On transit access: the Met Council has not formally committed to taking the actions that will ensure that this new transit investment serves the real population density of south and southwest Minneapolis.  There are good things about the Kenilworth alignment: it will be fast, not require expensive tunnels, and interline well with the Green Line.  But the one major problem with this alignment is that it does not go where most of the people who could be served by it live.  This is not a self-correcting problem.  It will require the Met Council to take concrete actions, make additional transit investments, and support transit investments by others, like streetcars along the Midtown Greenway.  The Met Council has not committed to these improvements, and they should.

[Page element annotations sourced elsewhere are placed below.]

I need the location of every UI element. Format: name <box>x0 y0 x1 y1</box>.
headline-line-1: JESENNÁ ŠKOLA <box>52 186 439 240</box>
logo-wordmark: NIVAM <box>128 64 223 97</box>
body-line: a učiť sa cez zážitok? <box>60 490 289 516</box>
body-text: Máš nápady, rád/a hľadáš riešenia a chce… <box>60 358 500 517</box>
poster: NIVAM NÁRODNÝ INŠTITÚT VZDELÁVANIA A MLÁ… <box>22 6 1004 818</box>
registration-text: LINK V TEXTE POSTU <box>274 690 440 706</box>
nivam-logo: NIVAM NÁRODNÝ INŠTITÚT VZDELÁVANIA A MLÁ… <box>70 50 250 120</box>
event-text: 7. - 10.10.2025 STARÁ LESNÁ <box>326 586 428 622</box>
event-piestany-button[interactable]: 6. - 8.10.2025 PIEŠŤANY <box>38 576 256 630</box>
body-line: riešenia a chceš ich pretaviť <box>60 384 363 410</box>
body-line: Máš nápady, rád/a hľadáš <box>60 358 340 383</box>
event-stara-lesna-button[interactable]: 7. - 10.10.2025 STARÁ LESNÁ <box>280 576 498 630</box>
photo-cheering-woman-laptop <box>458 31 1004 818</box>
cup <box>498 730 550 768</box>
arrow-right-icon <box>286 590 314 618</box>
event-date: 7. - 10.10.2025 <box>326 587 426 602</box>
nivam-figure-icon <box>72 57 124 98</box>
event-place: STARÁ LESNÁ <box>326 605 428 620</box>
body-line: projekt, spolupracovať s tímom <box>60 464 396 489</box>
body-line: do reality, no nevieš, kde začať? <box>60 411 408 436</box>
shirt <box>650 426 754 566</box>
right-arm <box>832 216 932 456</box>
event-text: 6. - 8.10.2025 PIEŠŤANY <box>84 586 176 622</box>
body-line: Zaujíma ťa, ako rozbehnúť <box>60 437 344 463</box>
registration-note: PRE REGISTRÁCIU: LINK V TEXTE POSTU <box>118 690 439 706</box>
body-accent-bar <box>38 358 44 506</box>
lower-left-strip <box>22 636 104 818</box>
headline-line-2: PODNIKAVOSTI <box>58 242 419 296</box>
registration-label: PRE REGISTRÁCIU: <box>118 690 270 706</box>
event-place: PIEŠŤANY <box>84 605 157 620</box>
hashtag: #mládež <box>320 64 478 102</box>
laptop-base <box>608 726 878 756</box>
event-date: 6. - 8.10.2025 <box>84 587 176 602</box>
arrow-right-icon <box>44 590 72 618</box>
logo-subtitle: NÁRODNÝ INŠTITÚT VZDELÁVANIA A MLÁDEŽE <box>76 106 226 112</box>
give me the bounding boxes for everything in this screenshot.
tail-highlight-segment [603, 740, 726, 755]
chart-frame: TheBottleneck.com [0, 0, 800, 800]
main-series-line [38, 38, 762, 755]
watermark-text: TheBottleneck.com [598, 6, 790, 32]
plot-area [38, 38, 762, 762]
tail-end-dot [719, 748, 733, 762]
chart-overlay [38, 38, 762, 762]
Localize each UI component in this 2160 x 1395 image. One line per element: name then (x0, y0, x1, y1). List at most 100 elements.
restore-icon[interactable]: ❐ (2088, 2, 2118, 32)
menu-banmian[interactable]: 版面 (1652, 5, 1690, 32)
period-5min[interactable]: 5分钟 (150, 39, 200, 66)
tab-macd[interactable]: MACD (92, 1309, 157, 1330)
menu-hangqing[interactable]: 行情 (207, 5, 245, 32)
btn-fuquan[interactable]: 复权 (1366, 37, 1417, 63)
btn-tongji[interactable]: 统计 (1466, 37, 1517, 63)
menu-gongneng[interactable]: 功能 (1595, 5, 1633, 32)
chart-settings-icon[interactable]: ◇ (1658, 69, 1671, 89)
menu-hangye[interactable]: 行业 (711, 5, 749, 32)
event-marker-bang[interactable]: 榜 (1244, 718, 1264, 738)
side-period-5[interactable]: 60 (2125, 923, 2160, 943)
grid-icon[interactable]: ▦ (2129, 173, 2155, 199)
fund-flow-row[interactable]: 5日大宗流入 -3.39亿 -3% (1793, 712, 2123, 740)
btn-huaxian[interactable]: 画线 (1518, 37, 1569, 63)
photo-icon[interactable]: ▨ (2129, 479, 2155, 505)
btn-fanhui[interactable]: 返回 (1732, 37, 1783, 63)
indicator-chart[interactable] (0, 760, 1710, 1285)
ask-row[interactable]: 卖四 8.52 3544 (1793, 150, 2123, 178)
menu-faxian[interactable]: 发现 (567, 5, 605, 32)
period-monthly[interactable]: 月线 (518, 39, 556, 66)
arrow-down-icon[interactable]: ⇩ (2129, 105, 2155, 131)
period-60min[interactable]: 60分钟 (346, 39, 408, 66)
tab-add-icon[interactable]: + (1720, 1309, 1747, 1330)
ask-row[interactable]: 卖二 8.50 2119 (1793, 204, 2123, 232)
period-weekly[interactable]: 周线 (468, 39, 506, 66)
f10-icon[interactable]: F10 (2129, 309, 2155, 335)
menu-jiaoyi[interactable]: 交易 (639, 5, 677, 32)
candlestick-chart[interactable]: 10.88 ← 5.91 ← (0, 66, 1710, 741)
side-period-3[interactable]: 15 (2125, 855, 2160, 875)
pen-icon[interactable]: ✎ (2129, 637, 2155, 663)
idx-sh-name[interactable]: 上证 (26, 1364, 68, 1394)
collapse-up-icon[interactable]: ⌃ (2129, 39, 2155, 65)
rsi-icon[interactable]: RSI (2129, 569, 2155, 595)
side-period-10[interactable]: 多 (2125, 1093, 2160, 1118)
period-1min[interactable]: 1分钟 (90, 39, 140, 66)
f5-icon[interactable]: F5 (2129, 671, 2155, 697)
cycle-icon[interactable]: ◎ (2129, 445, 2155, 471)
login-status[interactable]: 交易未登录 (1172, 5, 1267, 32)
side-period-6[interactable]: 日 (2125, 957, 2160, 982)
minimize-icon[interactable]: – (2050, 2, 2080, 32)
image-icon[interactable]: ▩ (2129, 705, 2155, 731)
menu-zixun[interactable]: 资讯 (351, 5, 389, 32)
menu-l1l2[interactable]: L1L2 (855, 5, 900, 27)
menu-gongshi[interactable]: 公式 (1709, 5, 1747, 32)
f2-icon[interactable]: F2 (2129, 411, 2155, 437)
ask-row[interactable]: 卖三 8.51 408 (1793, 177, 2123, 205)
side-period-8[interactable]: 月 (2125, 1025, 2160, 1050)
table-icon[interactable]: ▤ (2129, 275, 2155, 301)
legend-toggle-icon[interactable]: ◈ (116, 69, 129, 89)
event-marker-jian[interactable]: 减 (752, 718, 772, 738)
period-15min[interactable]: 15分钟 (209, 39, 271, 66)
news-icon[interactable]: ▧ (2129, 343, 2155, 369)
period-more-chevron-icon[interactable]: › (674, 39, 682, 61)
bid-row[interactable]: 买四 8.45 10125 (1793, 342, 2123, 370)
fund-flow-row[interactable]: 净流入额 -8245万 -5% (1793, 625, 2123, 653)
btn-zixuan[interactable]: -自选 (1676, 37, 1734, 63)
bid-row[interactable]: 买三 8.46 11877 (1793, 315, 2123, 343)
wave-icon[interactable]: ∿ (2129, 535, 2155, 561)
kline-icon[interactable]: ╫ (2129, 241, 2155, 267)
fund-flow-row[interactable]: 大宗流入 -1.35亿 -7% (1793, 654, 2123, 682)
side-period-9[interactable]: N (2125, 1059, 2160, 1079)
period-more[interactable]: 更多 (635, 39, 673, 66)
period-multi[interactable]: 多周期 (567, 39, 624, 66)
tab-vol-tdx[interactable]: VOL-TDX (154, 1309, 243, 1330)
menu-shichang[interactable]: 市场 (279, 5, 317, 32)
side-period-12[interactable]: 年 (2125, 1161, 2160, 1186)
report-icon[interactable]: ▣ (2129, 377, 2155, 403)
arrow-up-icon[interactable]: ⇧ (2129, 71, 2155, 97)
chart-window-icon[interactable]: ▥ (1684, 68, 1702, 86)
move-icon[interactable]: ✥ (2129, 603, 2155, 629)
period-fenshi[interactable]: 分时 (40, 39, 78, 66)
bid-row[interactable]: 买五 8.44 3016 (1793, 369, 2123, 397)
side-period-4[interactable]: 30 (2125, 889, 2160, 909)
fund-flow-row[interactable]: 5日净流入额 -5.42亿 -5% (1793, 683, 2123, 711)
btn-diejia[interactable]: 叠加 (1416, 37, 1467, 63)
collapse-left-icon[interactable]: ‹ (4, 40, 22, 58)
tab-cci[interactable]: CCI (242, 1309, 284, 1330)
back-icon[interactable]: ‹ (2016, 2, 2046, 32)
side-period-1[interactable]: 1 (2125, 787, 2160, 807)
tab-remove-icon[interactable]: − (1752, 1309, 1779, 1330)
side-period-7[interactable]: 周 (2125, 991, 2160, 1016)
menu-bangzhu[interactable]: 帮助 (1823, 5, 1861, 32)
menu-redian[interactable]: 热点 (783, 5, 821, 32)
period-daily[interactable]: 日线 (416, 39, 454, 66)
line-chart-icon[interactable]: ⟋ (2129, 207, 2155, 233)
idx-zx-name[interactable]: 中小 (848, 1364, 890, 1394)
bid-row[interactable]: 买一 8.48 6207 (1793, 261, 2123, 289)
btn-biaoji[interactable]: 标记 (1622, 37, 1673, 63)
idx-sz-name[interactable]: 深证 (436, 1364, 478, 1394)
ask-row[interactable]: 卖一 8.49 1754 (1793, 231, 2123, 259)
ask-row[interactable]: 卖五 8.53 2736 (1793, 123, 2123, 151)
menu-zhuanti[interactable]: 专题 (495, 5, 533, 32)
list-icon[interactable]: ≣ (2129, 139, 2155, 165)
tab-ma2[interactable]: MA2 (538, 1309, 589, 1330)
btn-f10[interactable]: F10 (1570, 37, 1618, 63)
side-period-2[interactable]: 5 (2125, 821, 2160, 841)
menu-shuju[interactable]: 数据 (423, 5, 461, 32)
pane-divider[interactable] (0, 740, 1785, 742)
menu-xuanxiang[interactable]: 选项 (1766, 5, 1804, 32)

I will note that I supported several of the other actions taken by the Council, not only on the two above staff directions, but to preserve the public ownership of the freight rail corridor, and on the Memorandum of Understanding that has improved this project greatly from the version that was presented to the Council in July.


By joining a few of my colleagues in voting no, rather than having a unanimous vote of support from the Council, I hope that I am helping to send a signal to the Met Council.  I know that my concerns are shared by many of my colleagues, many of whom will be voting yes.  This process was deeply flawed.  The SDEIS should be finished.  The equity and transit access questions should be answered.  These things should be completed before municipal consent is asked for or granted.


In conclusion, I think it is important that we as a community learn from these experiences.  I hope that the lessons from this will help as we grapple with the Bottineau LRT line and more rail transit projects in the future.  My hope is that by expressing these valid, broadly-shared concerns about this project’s process and outcomes and voting no, I will help ensure that these sorts of concerns are taken more seriously in future projects.  There is more work to do and I intend to use my position to continue to address concerns, push for equity and better transit access, and work to preserve and even improve our parks, lakes, and trails.